Never, ever badmouth a coworker, executive, client, etc. to your employees or peers. Find a professional, diplomatic way to communicate concerns directly to the person you’re struggling with. You’re going to mess this one up a lot. Keep working on it.
13. Don’t settle for a bad offer.
Whether it’s a salary or a client contract, there will always be people and companies who don’t want to pay you market value for your skills and experience. Push back and fight for a higher rate. If they still say no, it’s okay to walk away.
14. Employer benefits aren’t everything.
You’ll meet a lot of people who are scared to leave their corporate job because they don’t want to lose their health insurance or 401(k). Don’t let that fear stop you — there are ways to get those things without having a corporate job.
15. Pay it forward.
You’re going to have a lot of help getting your career off the ground. When you have the opportunity and authority to help someone else get their foot in the door, don’t pass it up.

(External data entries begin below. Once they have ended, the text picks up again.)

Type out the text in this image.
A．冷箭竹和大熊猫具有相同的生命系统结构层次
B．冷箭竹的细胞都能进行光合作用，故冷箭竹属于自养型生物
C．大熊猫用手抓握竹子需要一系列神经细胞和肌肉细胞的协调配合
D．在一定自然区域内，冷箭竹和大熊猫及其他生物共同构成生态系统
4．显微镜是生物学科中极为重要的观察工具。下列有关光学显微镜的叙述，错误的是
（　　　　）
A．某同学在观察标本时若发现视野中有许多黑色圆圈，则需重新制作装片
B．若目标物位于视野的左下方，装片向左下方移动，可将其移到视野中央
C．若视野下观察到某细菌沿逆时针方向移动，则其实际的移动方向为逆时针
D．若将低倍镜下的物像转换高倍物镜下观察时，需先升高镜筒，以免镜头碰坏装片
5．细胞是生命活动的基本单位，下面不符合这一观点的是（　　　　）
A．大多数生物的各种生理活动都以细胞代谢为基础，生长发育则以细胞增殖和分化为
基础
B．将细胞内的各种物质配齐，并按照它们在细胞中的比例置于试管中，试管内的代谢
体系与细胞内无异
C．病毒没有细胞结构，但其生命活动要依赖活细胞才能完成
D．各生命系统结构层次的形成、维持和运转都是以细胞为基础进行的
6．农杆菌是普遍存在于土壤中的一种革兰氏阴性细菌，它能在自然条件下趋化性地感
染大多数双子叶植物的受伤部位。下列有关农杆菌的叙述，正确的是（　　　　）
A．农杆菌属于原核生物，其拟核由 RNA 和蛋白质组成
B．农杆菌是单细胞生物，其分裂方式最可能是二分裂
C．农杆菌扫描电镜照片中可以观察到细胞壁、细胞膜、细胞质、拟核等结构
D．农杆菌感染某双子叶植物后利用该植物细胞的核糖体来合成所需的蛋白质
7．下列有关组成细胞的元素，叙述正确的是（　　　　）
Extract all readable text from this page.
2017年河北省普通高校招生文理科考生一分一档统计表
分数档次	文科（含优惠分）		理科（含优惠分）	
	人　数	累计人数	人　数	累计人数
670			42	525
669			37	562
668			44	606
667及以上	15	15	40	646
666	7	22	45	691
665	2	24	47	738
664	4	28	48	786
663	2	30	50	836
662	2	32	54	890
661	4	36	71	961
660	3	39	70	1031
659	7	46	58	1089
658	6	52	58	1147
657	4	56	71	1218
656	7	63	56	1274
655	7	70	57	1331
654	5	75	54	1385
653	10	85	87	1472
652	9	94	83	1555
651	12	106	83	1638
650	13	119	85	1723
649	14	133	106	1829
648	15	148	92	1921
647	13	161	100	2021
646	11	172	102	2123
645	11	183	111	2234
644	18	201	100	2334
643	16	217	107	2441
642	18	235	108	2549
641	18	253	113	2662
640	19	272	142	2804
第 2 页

16. Running a business is really hard.
It’s absolutely worth it…but it’s going to take a lot of late nights, lost weekends, stress, and complicated tax and legal research to keep your business going. Find healthy ways to cope with that stress. Therapy helps.
17. Running a business with your spouse/partner is harder.
Not every couple is meant to run a business together (you’ll learn that after your first failed business with your ex). Even if you can make it work, it will inevitably test your relationship. Don’t forget to be a couple and set aside sacred “no work talk” time.
18. Don’t get too comfortable.
Always keep an eye on what else is out there. You never know when a big client will drop you or your company will be forced to make staffing cuts.
19. With every new experience, you’ll learn something you didn’t know before.
Never walk into a situation — an interview, a new job, a sales call, a client meeting, etc. — thinking you know exactly how it’s going to go. Keep your mind and ears open, and be ready to listen to whatever this experience has to teach you.
20. You’re not going to have all the answers when you’re 30.
Or 40. Or 50. Or ever. We are all works in progress, and nobody really knows what they’re doing 100% of the time. The best you can do is keep working at something and getting advice from others who have been there until you become confident in your own abilities. Then, pass your knowledge on to someone else and help them grow, too.